[kissoftalons]

The question is as follows:

You are given two flasks of equal volume, one containing CO at 2 atm and 25 C and the other containing CO2 at 1 atm and 25 C.
a) compare average kinetic energy of the molecules in the 2 flasks
b) compare average speed of the molecules in the two flasks
c) compare number of molecules in the 2 flasks

For a and b. I wanted to check my answer. My reasoning was the since the CO has two as much pressure exerted its particles would be more tightly packed and its kinetic energy would decrease, so the CO would have less average kinetic energy than the CO2 (with only 1 atm of pressure exerted).

The speed of the molecules in the CO would also be slower (more pressure)

Is this right? or do i have this completely backwards?

For c) I'm not very sure if the CO would have twice as many molecules...since it occupies the same volume as the CO2 but its got twice as much pressure on it...

[Donaldson Tan]

You are given two flasks of equal volume, one containing CO at 2 atm and 25 C and the other containing CO2 at 1 atm and 25 C.
a) compare average kinetic energy of the molecules in the 2 flasks
b) compare average speed of the molecules in the two flasks
c) compare number of molecules in the 2 flasks

pressure is due to collision of the particles on the walls. since pressure is directly proportional to concentration at fixed temperature, then the second flask (25C, 2atm) has twice as much particles as the first flask (25C, 1atm).

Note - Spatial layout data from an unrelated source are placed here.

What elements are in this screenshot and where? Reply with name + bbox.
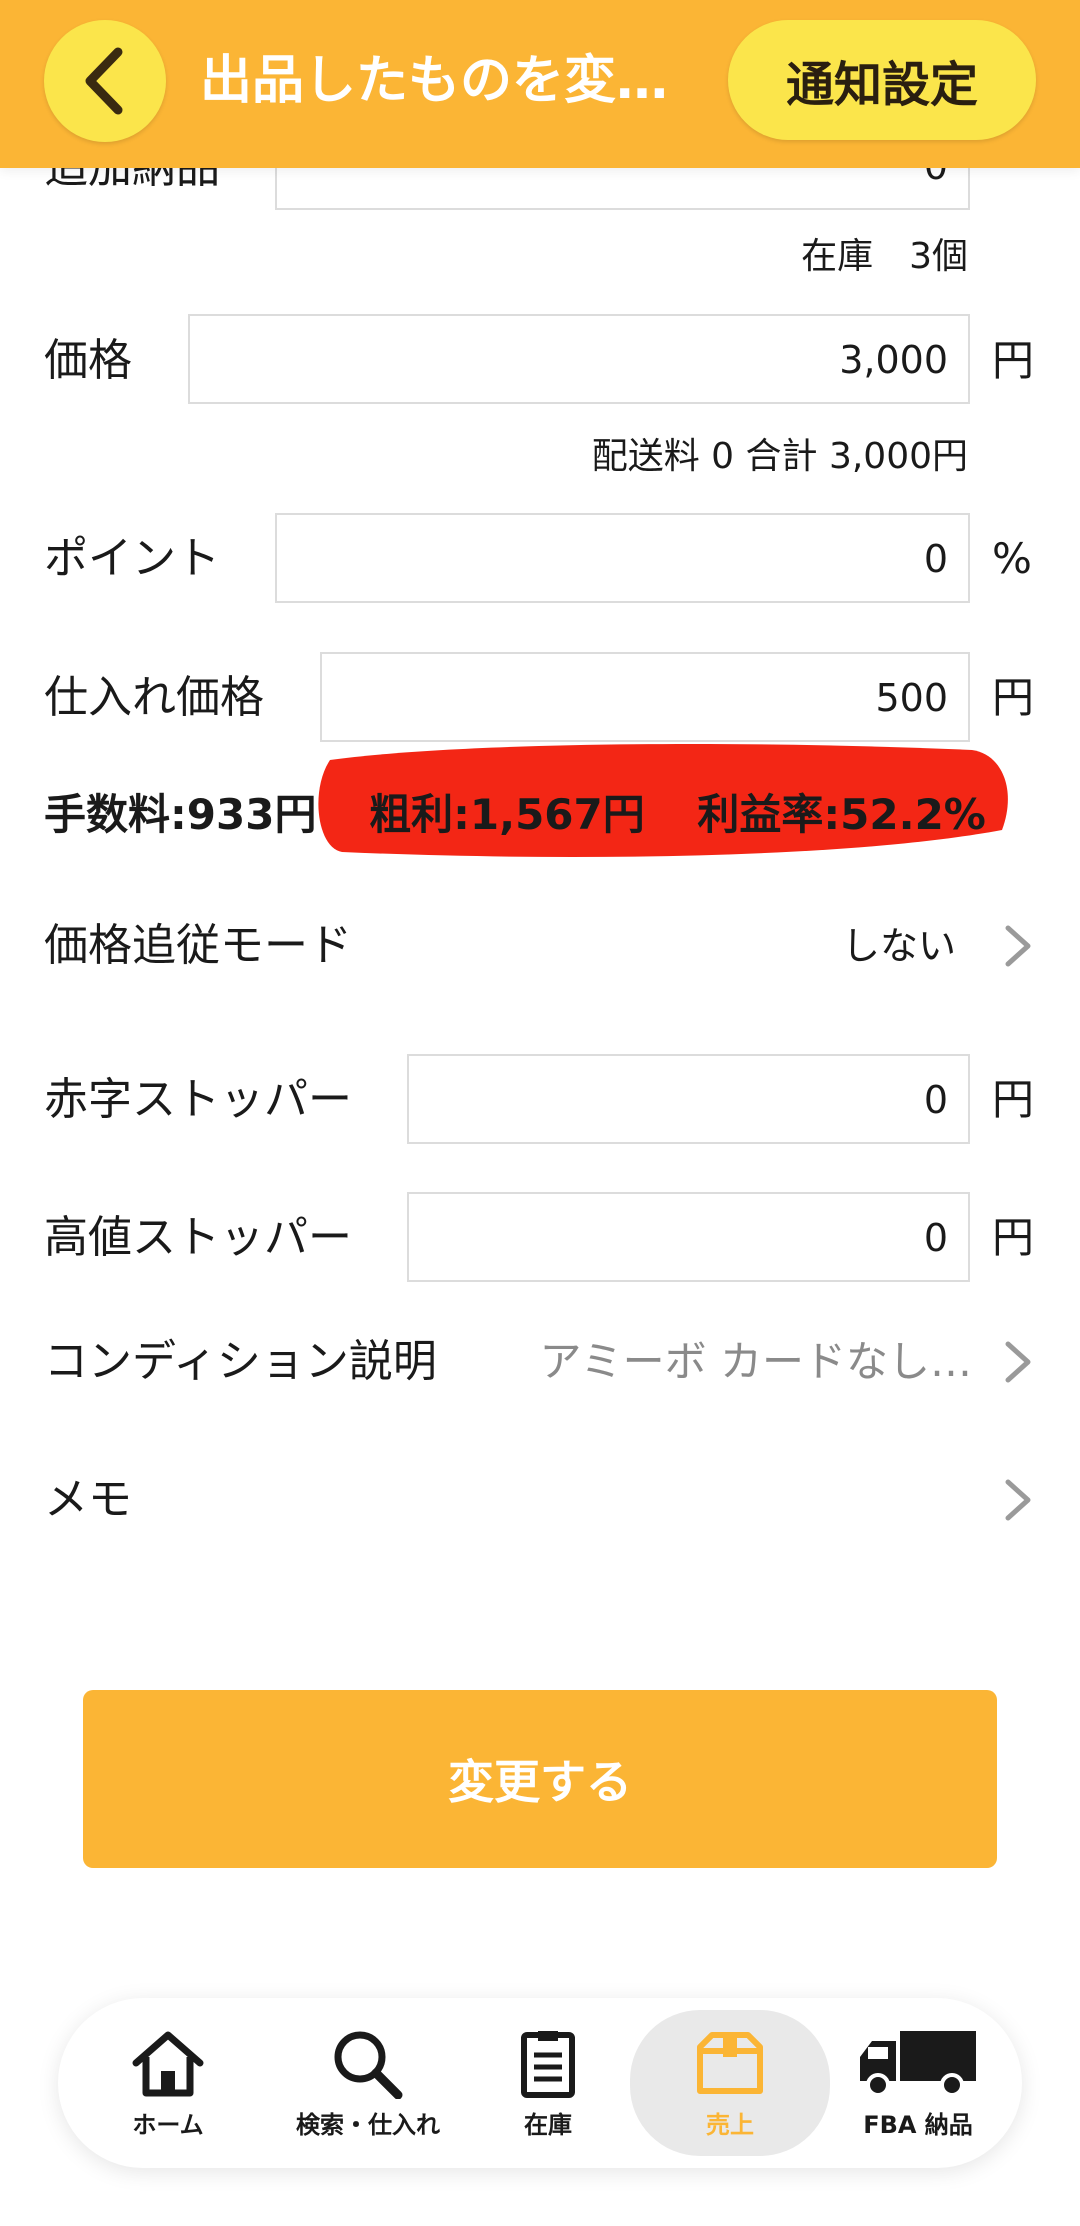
condition-label: コンディション説明 — [44, 1336, 437, 1387]
loss-stopper-input[interactable]: 0 — [407, 1054, 970, 1144]
price-label: 価格 — [44, 335, 132, 386]
clipboard-icon — [521, 2030, 575, 2098]
loss-stopper-label: 赤字ストッパー — [44, 1074, 352, 1125]
price-input[interactable]: 3,000 — [188, 314, 970, 404]
high-stopper-label: 高値ストッパー — [44, 1212, 352, 1263]
truck-icon — [860, 2030, 976, 2097]
tab-inventory[interactable]: 在庫 — [478, 1998, 618, 2168]
page-title: 出品したものを変… — [200, 51, 669, 111]
price-tracking-label: 価格追従モード — [44, 920, 352, 971]
search-icon — [334, 2031, 403, 2099]
point-input[interactable]: 0 — [275, 513, 970, 603]
app-header: 出品したものを変… 通知設定 — [0, 0, 1080, 168]
cost-label: 仕入れ価格 — [44, 672, 264, 723]
home-icon — [132, 2031, 204, 2096]
high-stopper-input[interactable]: 0 — [407, 1192, 970, 1282]
box-icon — [697, 2031, 763, 2094]
cost-input[interactable]: 500 — [320, 652, 970, 742]
bottom-tab-bar: ホーム 検索・仕入れ 在庫 売上 FBA 納品 — [58, 1998, 1022, 2168]
memo-label: メモ — [44, 1474, 132, 1525]
stock-text: 在庫 3個 — [801, 236, 968, 277]
loss-stopper-unit: 円 — [992, 1075, 1035, 1124]
tab-home[interactable]: ホーム — [88, 1998, 248, 2168]
tab-search-label: 検索・仕入れ — [296, 2110, 440, 2139]
price-tracking-value: しない — [841, 924, 956, 968]
tab-sales[interactable]: 売上 — [650, 1998, 810, 2168]
notification-settings-button[interactable]: 通知設定 — [728, 20, 1036, 140]
point-unit: % — [992, 534, 1032, 583]
gross-profit-text: 粗利:1,567円 — [369, 790, 645, 839]
chevron-right-icon — [1005, 925, 1031, 967]
price-summary: 配送料 0 合計 3,000円 — [591, 436, 968, 477]
tab-inventory-label: 在庫 — [524, 2110, 572, 2139]
tab-fba[interactable]: FBA 納品 — [838, 1998, 998, 2168]
condition-value: アミーボ カードなし… — [539, 1337, 972, 1386]
chevron-right-icon — [1005, 1479, 1031, 1521]
chevron-right-icon — [1005, 1341, 1031, 1383]
tab-search[interactable]: 検索・仕入れ — [273, 1998, 463, 2168]
profit-summary: 手数料:933円 粗利:1,567円 利益率:52.2% — [44, 785, 986, 845]
high-stopper-unit: 円 — [992, 1213, 1035, 1262]
cost-unit: 円 — [992, 673, 1035, 722]
fee-text: 手数料:933円 — [44, 790, 317, 839]
submit-change-button[interactable]: 変更する — [83, 1690, 997, 1868]
tab-fba-label: FBA 納品 — [863, 2110, 973, 2139]
back-button[interactable] — [44, 20, 166, 142]
chevron-left-icon — [85, 47, 123, 115]
price-unit: 円 — [992, 336, 1035, 385]
profit-rate-text: 利益率:52.2% — [697, 790, 986, 839]
tab-home-label: ホーム — [132, 2110, 204, 2139]
tab-sales-label: 売上 — [706, 2110, 754, 2139]
point-label: ポイント — [44, 533, 220, 584]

kinetic energy of the particle is dependent on temperature. since both flasks are of the same temperature, then the particles in both flask exhibit the same kinetic energy. since they exhibit the same average kinetic energy, then they have the average speed. however, the the second flask will have a smaller mean free path.

[Yggdrasil]

since they exhibit the same average kinetic energy, then they have the average speed.

This is only true if the molecules have the same mass [edit: used to say speed].  Since CO is less massive than CO₂, the CO molecules must have a higher average speed than the CO₂ to have the same average kinetic energy.

[Donaldson Tan]

Since CO is less massive than CO₂, the CO molecules must have a higher average speed than the CO₂ to have the same average kinetic energy.

oh.. one is CO and the other CO2? LOL. I thought both flasks contain CO2.

Yggdrasil is right  :thmbup:

[kissoftalons]

Is kinetic energy solely dependent on temperature? My thinking was that the CO with twice as much pressure on it in the same given volume...would have particles that were moving much quicker..and colliding with each other more often. Would this not create more kinetic energy?

[paperclip]

Well for speed: how about 1.4 km per second. That's around the mean speed of helium at 20 degrees celcius. That's about 2250 miles per hour. Gases do indeed speed about. I hope my statistics are correct, seems to be done by Maxwell and Boltzmann.

[Borek]

Is kinetic energy solely dependent on temperature?

If I recall correctly... mean kinetic energy of gas particle is kT/2 - where k is a Boltzman constant (k=R/N - gas constant/Avogadro number), T is absolute tempearture. So kinetic energy depends ONLY on temperature.

Note that to get higher pressure in smaller volume you don't have to change kinetic energy of particles - if volume is smaller, distance between particles is smaller and they collide with the flask walls more often. That's where the higher pressure comes from.

[sdekivit]

kinetic energy = 1/2 * m * <v>^2 = 3kT/2 (recall that molecules move in 3 dimensions. Acoording to the equipartition theorem the average energy of each individual degree of freedom is kT/2 per particle. Thus in 3 dimensions the mean energy is given by 3kT/2.)

[Borek]

3kT/2

Thanks, my mistake. I have spent last 20 years forgetting details

[kissoftalons]

Would the two flasks have the same amount of molecules? Because if the CO particles are moving faster...to create the same amount of kinetic energy, wouldn't that mean that there are the same amount of particles compared to CO2.

For example. If there were more molecules of CO than CO2, couldn't the particles move at the same rate as those in CO2 to obtain the same kinetic energy?

Does this make sense!?

[Donaldson Tan]

from the perfect gas equation, P = (n/V)RT

in both flasks, the volume of the system & temperature  is the same.

this only means n_CO is twice of n_CO2

[Yggdrasil]

Would the two flasks have the same amount of molecules? Because if the CO particles are moving faster...to create the same amount of kinetic energy, wouldn't that mean that there are the same amount of particles compared to CO2.

For example. If there were more molecules of CO than CO2, couldn't the particles move at the same rate as those in CO2 to obtain the same kinetic energy?

Does this make sense!?

Temperature is proportional to the average kinetic energy of the molecules, not the total kinetic energy of the molecules.  So, having twice as many molecules would not double the temperature.  Although the total kinetic energy of the system doubles, the average kinetic energy of the system would remain the same.